DNOTICIAS.PT
Artigos

Temos a Saúde ligada à máquina

Há momentos em que não há espaço para narrativas ensaiadas, porque os números falam por si, e o que revelam sobre a saúde na Madeira é demasiado grave para continuar a ser ignorado. Segundo o Tribunal de Contas, no final de 2024 a Região acumulava 121,3 milhões de euros em pagamentos por efetuar, dos quais 97,3% concentrados no SESARAM e no IASAÚDE, dos quais 41,4 milhões de pagamentos em atraso. Este não é um problema pontual, é estrutural.

O próprio SESARAM reconhece, no seu “Relatório de atividades e de gestão de 2024”, estar numa situação de falência técnica, com capitais próprios negativos, passivos superiores aos ativos, um défice patrimonial na ordem dos 15 milhões de euros. Um sistema que, na prática, só se mantém a funcionar porque está permanentemente ligado a uma “máquina” com sucessivas injeções extraordinárias de capital público.

Ao longo dos anos, já foram injetados 384,3 milhões de euros para cobrir prejuízos. Em 2025, novos reforços na ordem dos 40 milhões de euros (transferência de Estado). E, ainda assim, nada muda no essencial. Continuamos com o mesmo modelo, os mesmos erros e os mesmos resultados, apesar das sucessivas recomendações do Tribunal de Contas, ano após ano.

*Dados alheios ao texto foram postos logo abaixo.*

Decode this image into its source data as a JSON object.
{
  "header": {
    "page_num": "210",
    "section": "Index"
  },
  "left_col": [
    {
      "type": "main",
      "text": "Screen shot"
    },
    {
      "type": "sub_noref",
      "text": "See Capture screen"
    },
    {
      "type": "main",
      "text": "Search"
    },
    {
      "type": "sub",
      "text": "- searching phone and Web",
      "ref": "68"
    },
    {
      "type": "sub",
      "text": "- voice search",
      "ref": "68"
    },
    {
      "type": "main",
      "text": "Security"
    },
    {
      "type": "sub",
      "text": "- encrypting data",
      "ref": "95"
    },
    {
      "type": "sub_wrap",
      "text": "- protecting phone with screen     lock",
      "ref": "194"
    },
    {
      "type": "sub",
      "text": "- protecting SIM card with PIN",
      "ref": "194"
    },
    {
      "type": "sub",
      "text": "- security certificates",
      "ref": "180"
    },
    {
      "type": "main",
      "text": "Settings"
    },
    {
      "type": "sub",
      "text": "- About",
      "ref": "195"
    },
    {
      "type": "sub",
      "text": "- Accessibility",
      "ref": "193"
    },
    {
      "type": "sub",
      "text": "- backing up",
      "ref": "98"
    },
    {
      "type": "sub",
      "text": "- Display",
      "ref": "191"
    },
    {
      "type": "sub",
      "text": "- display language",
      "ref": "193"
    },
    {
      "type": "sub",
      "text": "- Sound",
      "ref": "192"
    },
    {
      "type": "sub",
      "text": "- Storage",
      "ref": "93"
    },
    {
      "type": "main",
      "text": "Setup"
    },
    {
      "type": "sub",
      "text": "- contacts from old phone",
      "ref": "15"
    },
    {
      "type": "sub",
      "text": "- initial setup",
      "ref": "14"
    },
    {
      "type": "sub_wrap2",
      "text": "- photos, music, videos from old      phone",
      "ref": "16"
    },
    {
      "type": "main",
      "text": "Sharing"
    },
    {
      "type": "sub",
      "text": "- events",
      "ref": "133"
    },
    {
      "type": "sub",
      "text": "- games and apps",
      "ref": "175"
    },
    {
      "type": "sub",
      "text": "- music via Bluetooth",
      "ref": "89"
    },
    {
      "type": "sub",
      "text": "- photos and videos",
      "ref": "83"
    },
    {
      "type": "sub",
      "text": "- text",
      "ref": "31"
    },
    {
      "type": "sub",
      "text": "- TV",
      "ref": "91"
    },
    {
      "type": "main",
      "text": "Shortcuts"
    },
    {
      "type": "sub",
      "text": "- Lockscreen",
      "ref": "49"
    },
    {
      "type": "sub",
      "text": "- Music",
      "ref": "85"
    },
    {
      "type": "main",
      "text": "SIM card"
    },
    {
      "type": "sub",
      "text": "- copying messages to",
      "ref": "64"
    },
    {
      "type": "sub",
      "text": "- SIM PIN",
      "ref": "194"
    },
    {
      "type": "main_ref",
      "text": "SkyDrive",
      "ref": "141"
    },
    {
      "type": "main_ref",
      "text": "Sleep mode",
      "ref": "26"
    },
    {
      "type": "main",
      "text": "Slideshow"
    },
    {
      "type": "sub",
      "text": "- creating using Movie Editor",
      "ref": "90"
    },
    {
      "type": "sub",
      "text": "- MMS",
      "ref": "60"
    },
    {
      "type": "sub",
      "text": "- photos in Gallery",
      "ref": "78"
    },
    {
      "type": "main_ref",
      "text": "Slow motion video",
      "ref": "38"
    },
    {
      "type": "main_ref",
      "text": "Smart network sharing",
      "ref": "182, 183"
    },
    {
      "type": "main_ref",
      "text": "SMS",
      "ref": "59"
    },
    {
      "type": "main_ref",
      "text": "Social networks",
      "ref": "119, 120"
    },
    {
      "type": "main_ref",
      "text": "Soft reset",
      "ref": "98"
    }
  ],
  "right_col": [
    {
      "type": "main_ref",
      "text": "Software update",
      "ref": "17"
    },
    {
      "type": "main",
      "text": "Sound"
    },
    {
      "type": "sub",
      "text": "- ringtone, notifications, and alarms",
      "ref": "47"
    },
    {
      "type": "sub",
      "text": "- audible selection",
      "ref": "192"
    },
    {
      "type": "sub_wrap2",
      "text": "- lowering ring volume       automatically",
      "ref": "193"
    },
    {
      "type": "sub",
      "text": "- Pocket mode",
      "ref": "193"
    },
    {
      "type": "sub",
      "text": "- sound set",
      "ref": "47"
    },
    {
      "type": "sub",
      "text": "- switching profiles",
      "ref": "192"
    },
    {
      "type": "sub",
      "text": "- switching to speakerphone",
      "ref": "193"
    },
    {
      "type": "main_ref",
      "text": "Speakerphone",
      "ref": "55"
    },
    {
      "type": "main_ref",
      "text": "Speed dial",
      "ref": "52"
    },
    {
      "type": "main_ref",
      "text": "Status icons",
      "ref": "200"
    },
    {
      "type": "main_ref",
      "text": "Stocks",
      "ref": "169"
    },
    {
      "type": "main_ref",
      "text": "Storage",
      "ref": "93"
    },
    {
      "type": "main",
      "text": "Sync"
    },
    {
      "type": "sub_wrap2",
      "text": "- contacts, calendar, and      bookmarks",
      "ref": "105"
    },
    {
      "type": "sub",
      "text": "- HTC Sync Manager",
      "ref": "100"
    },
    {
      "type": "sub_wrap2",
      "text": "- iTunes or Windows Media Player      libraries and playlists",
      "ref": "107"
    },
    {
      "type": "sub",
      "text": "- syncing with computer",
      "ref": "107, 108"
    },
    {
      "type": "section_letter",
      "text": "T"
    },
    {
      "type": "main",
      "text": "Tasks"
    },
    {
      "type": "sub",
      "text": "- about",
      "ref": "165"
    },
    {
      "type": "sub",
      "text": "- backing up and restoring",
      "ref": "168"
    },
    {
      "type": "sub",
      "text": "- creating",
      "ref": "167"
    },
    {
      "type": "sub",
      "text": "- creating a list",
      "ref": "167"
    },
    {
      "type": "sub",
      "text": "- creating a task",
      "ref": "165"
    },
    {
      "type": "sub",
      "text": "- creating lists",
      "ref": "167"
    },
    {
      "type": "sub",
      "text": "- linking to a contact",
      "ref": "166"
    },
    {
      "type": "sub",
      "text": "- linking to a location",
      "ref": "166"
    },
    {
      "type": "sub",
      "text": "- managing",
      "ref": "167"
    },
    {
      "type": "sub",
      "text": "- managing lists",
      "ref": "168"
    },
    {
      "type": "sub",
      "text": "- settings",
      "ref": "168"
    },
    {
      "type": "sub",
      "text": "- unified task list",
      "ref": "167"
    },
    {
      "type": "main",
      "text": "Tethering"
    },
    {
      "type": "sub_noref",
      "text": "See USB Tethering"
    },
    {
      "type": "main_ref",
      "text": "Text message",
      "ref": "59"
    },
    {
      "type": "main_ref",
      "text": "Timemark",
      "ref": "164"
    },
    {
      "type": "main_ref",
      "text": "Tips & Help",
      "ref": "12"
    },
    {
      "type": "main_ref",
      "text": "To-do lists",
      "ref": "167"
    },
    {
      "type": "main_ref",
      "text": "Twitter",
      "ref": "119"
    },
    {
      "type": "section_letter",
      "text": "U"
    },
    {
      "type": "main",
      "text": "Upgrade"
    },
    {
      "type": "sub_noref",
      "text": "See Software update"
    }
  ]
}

Entretanto, a despesa cresce, mas o investimento estrutural fica aquém. O Tribunal de Contas aponta para baixa execução do investimento (menos de metade do previsto), subfinanciamento e ausência de reforço da capacidade instalada. Ou seja, gasta-se mais, mas não se resolve problemas.

E quem paga as más decisões políticas são os cidadãos. São os 18.500 madeirenses sem médico de família. São os 27% de utentes sem uma consulta de médico de família (acima dos valores nacionais) e as cerca de 300 altas problemáticas. São os tempos de espera por consulta de especialidade ou exame, que continuam a não ser cumpridos. São as famílias que suportam encargos pesados com cuidados de saúde. São também os profissionais que trabalham com falta de recursos, com atrasos nos seus pagamentos e nos dias de descanso, com condições que não acompanham as exigências do sistema.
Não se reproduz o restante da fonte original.